Washington, DC — “Of course” it’s amnesty. The whole point of comprehensive immigration reform is to bring 11 million undocumented men, women and children out of the shadows, which means giving them some kind of legal status, which amounts to amnesty. Otherwise, why bother?
So the Senate did the sensible thing last week and passed a bill allowing law-abiding immigrants who are here without papers to stay — and eventually become citizens. Whether the House follows suit may depend on whether Speaker John Boehner, R-Ohio, has finally had his fill of Washington’s most thankless job.
Seems to me it should be an easy call. Leading the House Republican majority is like trying to get a bunch of cats to do synchronized swimming. Surely Boehner’s gluttony for punishment has limits.
I say all this despite the fact that Boehner has already ruled out the simplest course of action, which would produce the best outcome for the nation and also boost the prospects of the Republican Party: Bring the Senate bill up for a vote.
Under the most likely scenario, Minority Leader Nancy Pelosi, D-Calif., who has the whole cat-herding thing down pat, would deliver virtually the entire Democratic caucus in support. Most Republicans would vote no, but there should be enough defections to push the measure over the 218-vote threshold and send it to President Obama for his signature.
Obama would be able to trumpet a centerpiece accomplishment for his second term. But the GOP would reap far greater political gain by sending a message to Latinos — the nation’s largest minority group — that’s different from the customary “Go away.”
The Republican establishment is desperate to get immigration reform over and done with. The arithmetic is simple: In last year’s election, with Mitt Romney advocating “self-deportation” as a solution for the undocumented, Obama won 71 percent of the Latino vote and 73 percent of the Asian-American vote. If these fast-growing minority groups become as loyal to the Democratic Party as African-Americans are, the GOP’s ability to compete in national elections will be in serious doubt.
Members of the House, however, run in local elections — and most are in districts gerrymandered to be “safe.” There are those in Boehner’s caucus who recognize that immigration reform needs to be approved for the good of the party, but who worry — with good reason — that if they vote for amnesty they will invite a primary challenge from the far right.

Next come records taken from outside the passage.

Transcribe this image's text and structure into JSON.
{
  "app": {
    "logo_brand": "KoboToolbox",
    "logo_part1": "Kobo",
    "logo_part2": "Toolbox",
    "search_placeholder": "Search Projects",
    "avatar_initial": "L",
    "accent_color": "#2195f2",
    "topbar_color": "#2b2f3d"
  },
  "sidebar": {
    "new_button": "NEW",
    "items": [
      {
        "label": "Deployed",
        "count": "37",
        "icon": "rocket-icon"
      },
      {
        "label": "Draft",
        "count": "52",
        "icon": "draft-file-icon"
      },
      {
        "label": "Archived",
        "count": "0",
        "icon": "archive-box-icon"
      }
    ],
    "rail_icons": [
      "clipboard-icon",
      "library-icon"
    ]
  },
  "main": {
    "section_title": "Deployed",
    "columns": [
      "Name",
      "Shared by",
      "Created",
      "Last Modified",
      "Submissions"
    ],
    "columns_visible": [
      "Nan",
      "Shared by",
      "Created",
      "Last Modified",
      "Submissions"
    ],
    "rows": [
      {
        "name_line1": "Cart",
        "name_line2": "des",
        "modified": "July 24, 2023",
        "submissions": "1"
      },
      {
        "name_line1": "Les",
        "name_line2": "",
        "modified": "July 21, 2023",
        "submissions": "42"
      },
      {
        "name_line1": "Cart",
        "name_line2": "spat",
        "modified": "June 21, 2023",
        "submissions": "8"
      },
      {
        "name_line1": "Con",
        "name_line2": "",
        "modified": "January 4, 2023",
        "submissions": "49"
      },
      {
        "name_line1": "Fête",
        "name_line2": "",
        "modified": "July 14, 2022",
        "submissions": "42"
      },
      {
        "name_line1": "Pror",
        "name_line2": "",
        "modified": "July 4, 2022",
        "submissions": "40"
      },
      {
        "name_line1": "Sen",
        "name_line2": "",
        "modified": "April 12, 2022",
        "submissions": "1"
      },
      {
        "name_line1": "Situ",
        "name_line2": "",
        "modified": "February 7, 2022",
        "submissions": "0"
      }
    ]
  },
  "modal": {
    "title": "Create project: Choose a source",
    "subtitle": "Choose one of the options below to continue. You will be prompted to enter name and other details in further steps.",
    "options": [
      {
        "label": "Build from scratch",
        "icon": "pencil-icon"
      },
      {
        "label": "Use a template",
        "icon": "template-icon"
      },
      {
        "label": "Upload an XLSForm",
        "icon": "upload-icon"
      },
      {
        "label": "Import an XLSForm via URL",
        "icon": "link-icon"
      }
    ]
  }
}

And there are others, of course, who genuinely oppose any sort of amnesty for the undocumented, much less a path to citizenship. I find this view mystifying because it has so little to do with the real world. Once you acknowledge that we’re not going to round up 11 million people and ship them home, and that they’re not going to self-deport, what do you do? Pretend all these people don’t exist?
The Senate bill is a reasonable compromise between good policy and the nonsense that has to be thrown in to make any legislation viable these days. We’re going to add more fencing and more surveillance to a border that is already heavily fenced and surveilled. We’re going to hire more Border Patrol agents and tell ourselves that we have “secured” a frontier that is nearly 2,000 miles long, that runs largely through remote badlands, and that will never be the kind of hermetic seal that some people fantasize.
Boehner has said that rather than vote on what the Senate sent over, he will allow the House to develop its own immigration bill. Good luck with that.
It is hard for me imagine that conservative House Republicans will support any bill that provides a path to citizenship. I can’t even imagine most of the GOP caucus supporting a bill that gives legal status to the undocumented — amnesty, in other words — without imposing so many impossible conditions that the upshot is no change at all.
If the past is any guide, Boehner’s pledge to follow the wishes of a majority of House Republicans is as good as gold — until he breaks it. This time, however, the issue is so fraught that he likely would face a rebellion. Shortly after the House passed the Senate immigration bill, irate tea-party conservatives could depose Boehner from his post.
The nation would get the immigration reform it needs, and Boehner wouldn’t have to teach cats to swim anymore. He should consider it a win-win.